You can see how these pictures are displayed by clicking on any of them. Especially do this for the top “shelter” photo. The size of this is 1280 pixels wide, this may be wider than the setting for your browser so watch how your browser resizes this picture.
When clicking on images above in this post, the linked images are shown “bare” on a browser page, that is with just white space to the the right and below. This is fine for getting information across, but when showing off your photographic masterpieces you may want a more “scenic” display. This calls for linking to display pages such as Flickr or SkyDrive.

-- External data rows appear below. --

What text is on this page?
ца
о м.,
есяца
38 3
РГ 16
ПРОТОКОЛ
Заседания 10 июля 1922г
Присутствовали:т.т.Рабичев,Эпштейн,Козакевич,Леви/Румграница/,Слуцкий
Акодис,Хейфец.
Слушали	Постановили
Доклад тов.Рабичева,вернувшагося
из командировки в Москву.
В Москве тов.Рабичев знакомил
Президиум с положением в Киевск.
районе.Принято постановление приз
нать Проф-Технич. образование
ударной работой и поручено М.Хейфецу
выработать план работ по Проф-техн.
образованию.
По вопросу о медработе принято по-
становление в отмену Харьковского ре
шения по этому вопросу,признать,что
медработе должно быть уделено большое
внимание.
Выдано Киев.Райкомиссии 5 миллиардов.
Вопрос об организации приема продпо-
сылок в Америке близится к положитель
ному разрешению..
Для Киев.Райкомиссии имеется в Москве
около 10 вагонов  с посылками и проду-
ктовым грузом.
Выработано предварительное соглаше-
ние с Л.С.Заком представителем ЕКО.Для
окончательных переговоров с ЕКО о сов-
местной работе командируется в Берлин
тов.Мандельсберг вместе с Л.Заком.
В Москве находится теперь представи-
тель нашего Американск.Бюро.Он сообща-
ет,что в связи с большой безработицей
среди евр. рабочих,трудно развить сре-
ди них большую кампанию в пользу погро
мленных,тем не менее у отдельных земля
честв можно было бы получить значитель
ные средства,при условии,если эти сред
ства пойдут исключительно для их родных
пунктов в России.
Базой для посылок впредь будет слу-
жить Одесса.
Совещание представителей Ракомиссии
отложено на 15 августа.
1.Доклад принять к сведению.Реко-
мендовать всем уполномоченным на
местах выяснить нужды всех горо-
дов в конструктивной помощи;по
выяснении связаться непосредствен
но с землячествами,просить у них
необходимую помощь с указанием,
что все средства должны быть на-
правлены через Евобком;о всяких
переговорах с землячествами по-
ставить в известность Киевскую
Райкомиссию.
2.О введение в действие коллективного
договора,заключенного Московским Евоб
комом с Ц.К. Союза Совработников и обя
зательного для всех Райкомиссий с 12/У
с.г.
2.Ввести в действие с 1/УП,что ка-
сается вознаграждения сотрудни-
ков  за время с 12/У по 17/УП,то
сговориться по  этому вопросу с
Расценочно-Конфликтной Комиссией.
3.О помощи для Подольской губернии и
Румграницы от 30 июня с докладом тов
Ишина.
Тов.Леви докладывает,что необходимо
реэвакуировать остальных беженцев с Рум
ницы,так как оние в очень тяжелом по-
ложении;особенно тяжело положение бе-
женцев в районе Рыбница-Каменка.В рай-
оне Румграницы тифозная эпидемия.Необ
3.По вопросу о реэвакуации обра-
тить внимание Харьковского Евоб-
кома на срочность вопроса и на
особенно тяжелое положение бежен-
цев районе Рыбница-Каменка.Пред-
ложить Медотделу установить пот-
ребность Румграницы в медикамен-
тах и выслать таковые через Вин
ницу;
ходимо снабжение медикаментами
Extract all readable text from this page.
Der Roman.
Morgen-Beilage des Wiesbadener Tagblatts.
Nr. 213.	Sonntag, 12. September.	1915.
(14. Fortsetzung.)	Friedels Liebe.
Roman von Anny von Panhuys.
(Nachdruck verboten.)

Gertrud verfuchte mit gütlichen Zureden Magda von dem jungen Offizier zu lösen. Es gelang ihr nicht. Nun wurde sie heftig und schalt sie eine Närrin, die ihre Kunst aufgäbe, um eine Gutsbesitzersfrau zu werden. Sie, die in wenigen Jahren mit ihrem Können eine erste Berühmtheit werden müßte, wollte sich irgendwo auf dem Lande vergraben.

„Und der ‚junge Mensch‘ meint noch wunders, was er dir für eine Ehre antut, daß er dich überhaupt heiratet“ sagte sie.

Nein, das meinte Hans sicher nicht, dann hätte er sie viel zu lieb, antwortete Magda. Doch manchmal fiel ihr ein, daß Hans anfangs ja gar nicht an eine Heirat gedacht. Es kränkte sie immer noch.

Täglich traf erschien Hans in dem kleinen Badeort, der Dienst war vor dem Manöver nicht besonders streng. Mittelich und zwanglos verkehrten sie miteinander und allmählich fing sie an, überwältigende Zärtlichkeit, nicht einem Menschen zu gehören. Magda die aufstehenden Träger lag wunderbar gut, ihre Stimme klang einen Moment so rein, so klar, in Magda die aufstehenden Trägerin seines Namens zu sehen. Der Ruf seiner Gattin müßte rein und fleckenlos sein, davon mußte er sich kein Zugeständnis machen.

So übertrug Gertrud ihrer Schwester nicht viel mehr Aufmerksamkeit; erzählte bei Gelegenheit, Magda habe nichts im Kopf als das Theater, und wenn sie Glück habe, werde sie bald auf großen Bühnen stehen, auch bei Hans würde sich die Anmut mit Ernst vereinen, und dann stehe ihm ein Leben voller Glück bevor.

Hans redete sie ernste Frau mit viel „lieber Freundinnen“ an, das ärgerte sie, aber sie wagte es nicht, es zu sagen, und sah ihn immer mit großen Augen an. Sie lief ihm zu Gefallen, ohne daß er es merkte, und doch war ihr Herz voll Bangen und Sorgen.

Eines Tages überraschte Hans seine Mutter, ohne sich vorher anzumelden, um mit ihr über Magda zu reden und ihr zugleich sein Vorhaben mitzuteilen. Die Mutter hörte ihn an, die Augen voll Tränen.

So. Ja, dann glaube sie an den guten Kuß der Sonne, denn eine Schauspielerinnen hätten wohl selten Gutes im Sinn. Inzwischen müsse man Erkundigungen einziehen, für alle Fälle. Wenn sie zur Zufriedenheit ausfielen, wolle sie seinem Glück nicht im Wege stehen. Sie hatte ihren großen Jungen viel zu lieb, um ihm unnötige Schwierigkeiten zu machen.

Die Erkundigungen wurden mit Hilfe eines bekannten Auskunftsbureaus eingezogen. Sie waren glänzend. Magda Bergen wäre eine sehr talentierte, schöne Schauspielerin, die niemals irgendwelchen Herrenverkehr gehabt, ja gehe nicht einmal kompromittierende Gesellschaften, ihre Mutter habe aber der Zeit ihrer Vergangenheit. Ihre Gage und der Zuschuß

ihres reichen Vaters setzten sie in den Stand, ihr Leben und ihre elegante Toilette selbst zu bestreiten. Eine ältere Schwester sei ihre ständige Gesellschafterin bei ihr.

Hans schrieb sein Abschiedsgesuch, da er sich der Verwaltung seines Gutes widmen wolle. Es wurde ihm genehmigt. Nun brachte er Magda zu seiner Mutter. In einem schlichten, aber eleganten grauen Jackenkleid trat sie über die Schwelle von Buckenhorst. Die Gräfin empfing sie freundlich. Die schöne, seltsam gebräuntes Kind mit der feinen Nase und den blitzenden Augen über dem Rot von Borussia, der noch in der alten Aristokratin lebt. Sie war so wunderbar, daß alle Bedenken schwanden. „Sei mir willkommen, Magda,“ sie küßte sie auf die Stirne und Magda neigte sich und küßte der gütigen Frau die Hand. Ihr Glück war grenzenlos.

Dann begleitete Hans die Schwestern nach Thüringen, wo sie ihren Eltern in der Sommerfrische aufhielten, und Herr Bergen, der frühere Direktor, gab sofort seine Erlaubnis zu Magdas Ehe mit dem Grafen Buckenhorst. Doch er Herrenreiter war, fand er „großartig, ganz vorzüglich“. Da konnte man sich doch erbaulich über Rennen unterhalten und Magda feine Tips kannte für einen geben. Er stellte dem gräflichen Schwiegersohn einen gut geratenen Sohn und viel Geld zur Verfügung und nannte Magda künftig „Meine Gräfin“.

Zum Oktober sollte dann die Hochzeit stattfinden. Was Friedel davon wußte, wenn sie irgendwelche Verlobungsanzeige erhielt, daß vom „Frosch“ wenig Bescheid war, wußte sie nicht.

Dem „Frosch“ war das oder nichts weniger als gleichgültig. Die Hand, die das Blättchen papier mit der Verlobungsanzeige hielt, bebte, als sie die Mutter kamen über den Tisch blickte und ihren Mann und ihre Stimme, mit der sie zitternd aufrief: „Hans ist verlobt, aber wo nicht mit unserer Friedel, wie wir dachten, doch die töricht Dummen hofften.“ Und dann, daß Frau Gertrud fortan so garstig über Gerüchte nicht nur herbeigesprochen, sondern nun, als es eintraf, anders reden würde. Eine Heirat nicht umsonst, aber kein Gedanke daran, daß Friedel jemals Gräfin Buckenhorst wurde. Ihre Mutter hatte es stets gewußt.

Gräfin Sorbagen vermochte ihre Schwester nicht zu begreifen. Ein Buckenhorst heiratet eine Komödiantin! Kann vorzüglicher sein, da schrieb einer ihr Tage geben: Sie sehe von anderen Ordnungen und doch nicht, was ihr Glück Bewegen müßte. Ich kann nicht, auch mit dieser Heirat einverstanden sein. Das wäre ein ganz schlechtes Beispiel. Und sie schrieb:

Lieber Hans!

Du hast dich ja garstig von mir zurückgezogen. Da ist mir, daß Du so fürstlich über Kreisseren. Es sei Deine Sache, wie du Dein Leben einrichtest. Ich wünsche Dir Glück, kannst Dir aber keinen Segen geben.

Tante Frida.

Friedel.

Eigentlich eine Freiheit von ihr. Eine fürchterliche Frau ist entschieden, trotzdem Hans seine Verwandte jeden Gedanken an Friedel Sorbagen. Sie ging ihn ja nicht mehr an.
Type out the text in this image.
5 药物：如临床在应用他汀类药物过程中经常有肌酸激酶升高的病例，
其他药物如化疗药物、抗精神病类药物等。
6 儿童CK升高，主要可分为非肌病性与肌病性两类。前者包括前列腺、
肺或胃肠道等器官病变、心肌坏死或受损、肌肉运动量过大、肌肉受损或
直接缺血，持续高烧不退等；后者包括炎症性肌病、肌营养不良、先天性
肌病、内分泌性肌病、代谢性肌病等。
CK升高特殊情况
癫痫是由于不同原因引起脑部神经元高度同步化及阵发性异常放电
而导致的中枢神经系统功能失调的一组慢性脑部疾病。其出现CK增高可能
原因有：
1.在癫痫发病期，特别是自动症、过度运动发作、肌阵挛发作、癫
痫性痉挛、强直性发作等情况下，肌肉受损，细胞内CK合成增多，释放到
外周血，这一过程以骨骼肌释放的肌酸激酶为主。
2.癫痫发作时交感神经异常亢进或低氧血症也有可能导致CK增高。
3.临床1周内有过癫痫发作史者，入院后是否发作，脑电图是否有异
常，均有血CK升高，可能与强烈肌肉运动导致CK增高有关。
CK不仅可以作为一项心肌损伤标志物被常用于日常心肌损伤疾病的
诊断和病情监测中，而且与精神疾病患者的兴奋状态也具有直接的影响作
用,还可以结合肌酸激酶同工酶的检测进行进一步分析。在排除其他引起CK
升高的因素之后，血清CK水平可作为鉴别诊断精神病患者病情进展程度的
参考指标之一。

Here is an example. The picture of the flower links to a large “lightbox” presentation of this photo. Click on it to see. To return to this post, click you browser return button. No copy of this image is stored in my WordPress Media Library because it is sourced right from Flickr. Actually both the little one here, and the large one linked to, are on Flickr. The detailed procedures for doing this have been covered in another article: Sourcing images from Flickr,
In this article I explained how Live Writer creates two copies of inserted pictures and sends them to the blog service. I have discussed the various options and controls for managing these images. There is one more caution I should point out: If you repeatedly post a draft to your blog, Live Writer will repeatedly upload the images. You can wind up with a large number of unused images in your Media Library. To illustrate the images in my Media Library for this post before completing the article, I posted a draft to the blog. After making the screen shot showing the images in the library, I deleted the draft and the images from the library. Both steps are necessary on WordPress. Deleting the draft only gets rid of the text, the pictures have to be separately removed if duplication is to be avoided.